El jueves pasado, mientras esperaba que llegara mi serie favorita de televisión, Anatomía de Grey y andaba zapeando, me encontré con un programa que me dejó durante un rato en estado de shock. Tal era mi fascinación que me tuvo enganchada un buen rato y me perdí media hora de la serie; no obstante mereció la pena. El programa en cuestión es un reality en el que meten a un empresario rico en la casa de un pobre. Así como suena. Y la gracia supongo que está en ver lo mal que lo pasan los ricos teniendo que vivir, durante un rato, como viven los pobres. Pero no sólo eso, claro, sino que el programa también tiene una muy loable voluntad pedagógica que sirve para desmontar estereotipos malintencionados; aquí se aprende que los empresarios tienen su corazoncito y que los pobres pueden, en medio de su pobreza, ser felices. Además, para que nadie se vaya a la cama de mal humor la cosa termina bien: el empresario rico, echo un mar de lágrimas, regala miles de euros al pobre que le ha tocado en suerte, y todos contentos. Para los pobres es como que te toque la lotería y para los empresarios una oportunidad de sacar tu lado más humano a pasear. Precioso.

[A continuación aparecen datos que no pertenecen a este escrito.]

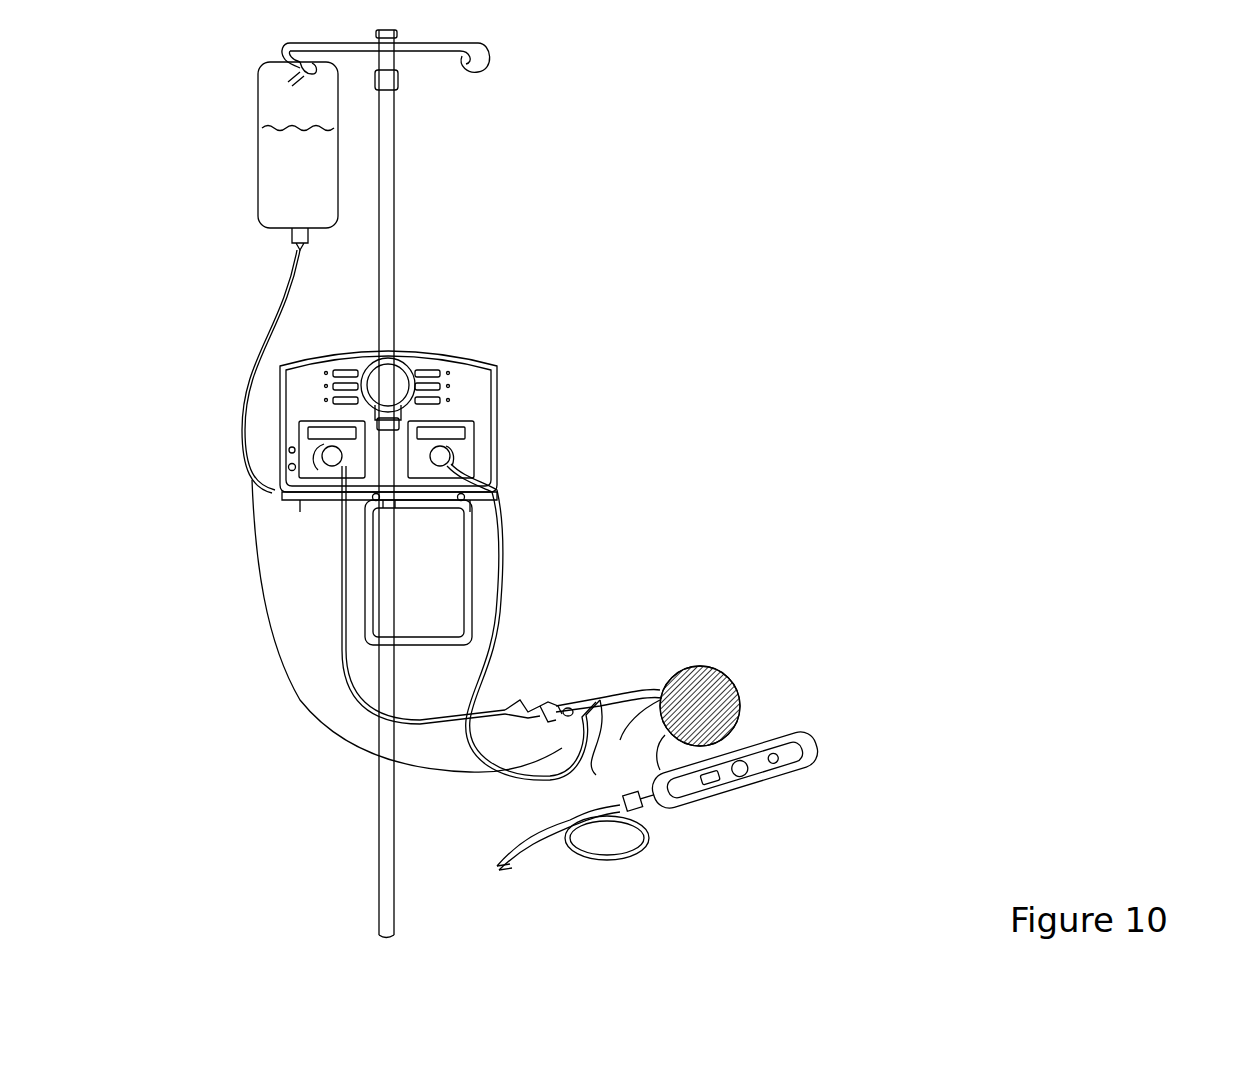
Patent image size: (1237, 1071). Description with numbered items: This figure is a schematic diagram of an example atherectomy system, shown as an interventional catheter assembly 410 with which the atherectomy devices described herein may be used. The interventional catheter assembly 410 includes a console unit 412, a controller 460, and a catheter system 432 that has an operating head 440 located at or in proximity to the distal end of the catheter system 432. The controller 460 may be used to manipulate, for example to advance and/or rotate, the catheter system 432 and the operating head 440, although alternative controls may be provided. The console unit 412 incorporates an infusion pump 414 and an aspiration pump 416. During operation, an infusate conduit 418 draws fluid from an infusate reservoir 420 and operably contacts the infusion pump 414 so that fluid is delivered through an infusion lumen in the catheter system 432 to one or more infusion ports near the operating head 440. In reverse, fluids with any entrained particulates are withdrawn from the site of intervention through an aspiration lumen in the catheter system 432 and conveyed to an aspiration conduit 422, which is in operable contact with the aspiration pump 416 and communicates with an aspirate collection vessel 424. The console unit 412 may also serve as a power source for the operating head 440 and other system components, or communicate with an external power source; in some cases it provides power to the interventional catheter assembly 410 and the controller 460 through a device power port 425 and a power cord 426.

The interventional catheter assembly 410 is at (660, 162).
The console unit 412 is at (487, 348).
The infusion pump 414 is at (313, 448).
The aspiration pump 416 is at (463, 449).
The infusate conduit 418 is at (340, 590).
The infusate reservoir 420 is at (320, 189).
The aspiration conduit 422 is at (497, 612).
The aspirate collection vessel 424 is at (443, 591).
The device power port 425 is at (286, 466).
The power cord 426 is at (322, 710).
The catheter system 432 is at (638, 852).
The operating head 440 is at (492, 852).
The controller 460 is at (748, 786).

Lo primero que pude comprobar es que para ser empresario y salir en este programa hay que pasar un casting de llorones, nada de empresarios sin escrúpulos. Los dos que vi no paraban de llorar, eran lo que se dice unos tipos sensibles. Eran unos empresarios buenísimos y eso que eran sometidos a pruebas terroríficas, casas sin calefacción, familias apiñadas en pocos metros, vidas sin esperanzas, desempleo, drogadicción, en fin, las cosas de la vida. Al contrario que los empresarios, los pobres del programa en lugar de llorar estaban siempre de muy buen humor y cantaban, bailaban y se reían a las primeras de cambio. Tanto es así que en más de una ocasión llegué a pensar que estaba viendo una comedia musical y que de un momento a otro iba a aparecer Julie Andrews bailando algo; pero no, la cosa iba en serio. Los pobres de este programa son felicísimos y no como los de mi barrio, que parecen estar siempre cabreados. Y no sólo felices sino también buenos, educados, agradables… unos encantos de personas a los que, efectivamente, daban ganas de entregar desde el principio miles de euros; o más.
Los empresarios no salían de su asombro, entre lágrima y lágrima, al ver cómo viven esos otros que no son empresarios de éxito. Tanto es así que uno de ellos, al enterarse de que hay gente que no tiene donde dormir, exclamaba en el colmo de su asombro: “¡Madre mía!”. Madre mía, sí. A mí me pareció todo un grito revolucionario que propongo que se adopte en futuras acciones redistributivas: madre mía. Es que él no lo podía creer, madre mía, gente sin casa, madre mía. Pero la cosa no era triste en absoluto, no vayáis a creer, ya lo he dicho. Los pobres eran felices. Sólo se les escapaba alguna lagrimita al final, cuando les entregaban el sobre con los euros.